Desde la sala de monitores, los campamentos que rodeaban a la capital, bajo la mirada digital de los drones, se asemejaban a un naufragio ocre de lona, madera y chapa.

Por sus calles, si es que se les podía llamar así, apenas se veía a algunos perros flacos de aspecto inapetecible caminando tras unos cuantos humanos. Lisiados, tarados, ancianos, niños deformes; caminando sin rumbo sin saber qué había pasado con la gente.
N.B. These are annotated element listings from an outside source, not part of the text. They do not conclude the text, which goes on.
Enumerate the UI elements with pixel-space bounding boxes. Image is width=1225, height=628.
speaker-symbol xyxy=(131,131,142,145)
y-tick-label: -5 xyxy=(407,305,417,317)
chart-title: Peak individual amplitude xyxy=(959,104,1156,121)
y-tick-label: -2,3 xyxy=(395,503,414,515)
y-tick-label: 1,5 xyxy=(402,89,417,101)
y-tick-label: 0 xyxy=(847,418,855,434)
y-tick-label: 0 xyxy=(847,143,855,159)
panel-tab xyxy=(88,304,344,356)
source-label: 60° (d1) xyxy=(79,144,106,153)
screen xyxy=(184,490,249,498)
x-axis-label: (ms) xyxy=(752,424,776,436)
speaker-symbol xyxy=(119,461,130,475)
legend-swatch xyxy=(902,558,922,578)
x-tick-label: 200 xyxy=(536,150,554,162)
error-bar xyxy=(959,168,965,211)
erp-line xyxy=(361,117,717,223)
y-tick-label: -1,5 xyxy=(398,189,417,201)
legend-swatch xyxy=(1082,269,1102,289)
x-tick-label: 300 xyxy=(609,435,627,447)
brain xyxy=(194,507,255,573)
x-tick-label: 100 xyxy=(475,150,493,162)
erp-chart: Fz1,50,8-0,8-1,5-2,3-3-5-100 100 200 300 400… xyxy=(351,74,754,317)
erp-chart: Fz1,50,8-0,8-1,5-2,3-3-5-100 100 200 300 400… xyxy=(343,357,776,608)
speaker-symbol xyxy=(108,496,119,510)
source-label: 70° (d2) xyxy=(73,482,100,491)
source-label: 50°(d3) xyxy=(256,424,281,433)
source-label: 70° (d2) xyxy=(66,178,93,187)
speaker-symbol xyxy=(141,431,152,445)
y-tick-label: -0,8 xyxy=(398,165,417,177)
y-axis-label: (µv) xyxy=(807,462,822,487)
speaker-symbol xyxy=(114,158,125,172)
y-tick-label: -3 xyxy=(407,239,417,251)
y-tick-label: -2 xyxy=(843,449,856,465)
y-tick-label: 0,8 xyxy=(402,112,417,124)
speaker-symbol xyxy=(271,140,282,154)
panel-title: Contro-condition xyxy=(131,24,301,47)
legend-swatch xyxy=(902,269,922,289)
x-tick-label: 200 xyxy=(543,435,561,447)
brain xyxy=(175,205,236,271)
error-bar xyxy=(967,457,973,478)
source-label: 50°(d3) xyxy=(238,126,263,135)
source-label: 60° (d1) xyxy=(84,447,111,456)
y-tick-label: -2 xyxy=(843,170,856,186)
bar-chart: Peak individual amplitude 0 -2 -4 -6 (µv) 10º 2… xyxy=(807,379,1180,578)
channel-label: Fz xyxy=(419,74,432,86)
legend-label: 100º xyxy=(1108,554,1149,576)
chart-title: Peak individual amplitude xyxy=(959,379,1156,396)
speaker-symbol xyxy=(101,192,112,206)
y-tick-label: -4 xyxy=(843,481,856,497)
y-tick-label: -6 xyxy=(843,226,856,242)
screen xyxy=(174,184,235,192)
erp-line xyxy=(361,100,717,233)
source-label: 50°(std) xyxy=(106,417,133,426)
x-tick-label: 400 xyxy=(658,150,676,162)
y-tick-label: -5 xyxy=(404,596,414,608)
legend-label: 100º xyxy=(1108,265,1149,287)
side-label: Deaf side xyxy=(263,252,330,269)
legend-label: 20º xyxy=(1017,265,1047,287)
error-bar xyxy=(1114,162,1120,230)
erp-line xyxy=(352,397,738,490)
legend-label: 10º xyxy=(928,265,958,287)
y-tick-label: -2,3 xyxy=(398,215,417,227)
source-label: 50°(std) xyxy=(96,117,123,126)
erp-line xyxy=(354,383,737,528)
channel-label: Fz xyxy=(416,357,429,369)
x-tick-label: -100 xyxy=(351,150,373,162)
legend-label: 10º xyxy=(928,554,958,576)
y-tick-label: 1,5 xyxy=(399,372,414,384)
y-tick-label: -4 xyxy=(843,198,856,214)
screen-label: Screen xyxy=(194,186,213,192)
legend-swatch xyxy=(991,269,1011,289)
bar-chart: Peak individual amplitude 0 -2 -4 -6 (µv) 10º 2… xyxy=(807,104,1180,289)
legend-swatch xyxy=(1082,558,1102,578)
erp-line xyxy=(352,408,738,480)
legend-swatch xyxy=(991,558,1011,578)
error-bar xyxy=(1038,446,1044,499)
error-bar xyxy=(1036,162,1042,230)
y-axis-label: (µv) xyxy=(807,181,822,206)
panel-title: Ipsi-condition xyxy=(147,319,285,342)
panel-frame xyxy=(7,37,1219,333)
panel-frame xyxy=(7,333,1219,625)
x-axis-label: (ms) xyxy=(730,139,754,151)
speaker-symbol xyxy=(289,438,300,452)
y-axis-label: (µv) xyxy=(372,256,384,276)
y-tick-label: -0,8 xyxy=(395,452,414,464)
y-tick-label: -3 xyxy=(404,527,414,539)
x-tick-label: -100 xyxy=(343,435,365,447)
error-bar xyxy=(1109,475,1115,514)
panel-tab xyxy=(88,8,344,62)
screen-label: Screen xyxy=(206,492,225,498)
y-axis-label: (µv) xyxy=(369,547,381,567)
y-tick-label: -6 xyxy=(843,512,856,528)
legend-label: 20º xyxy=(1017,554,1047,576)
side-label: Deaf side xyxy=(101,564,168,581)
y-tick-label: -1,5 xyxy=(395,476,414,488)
Y la gente se había ido a la periferia.  Inmensas masas pardas agolpadas para ver cómo, desde pequeñas elevaciones, los Misioneros del Éxodo les conminaban a iniciar la larga marcha hacia el sur con rostros fieros, amenazadores. Viéndoles se podía imaginar el rugido de sus voces desgarradas avisando de mil y una desgracias para aquellos que no hicieran lo que "Dios esperaba de ellos".

Algunos primeros planos del gentío que les escuchaba mostraban como la mayoría ya llevaba sus escuálidos enseres encima, a modo de hatillos o mochilas. Otros en cambio parecían observarlo todo como meros espectadores, sin estar persuadidos todavía de la bonanza del viaje, creyéndose aún con la capacidad de decidir.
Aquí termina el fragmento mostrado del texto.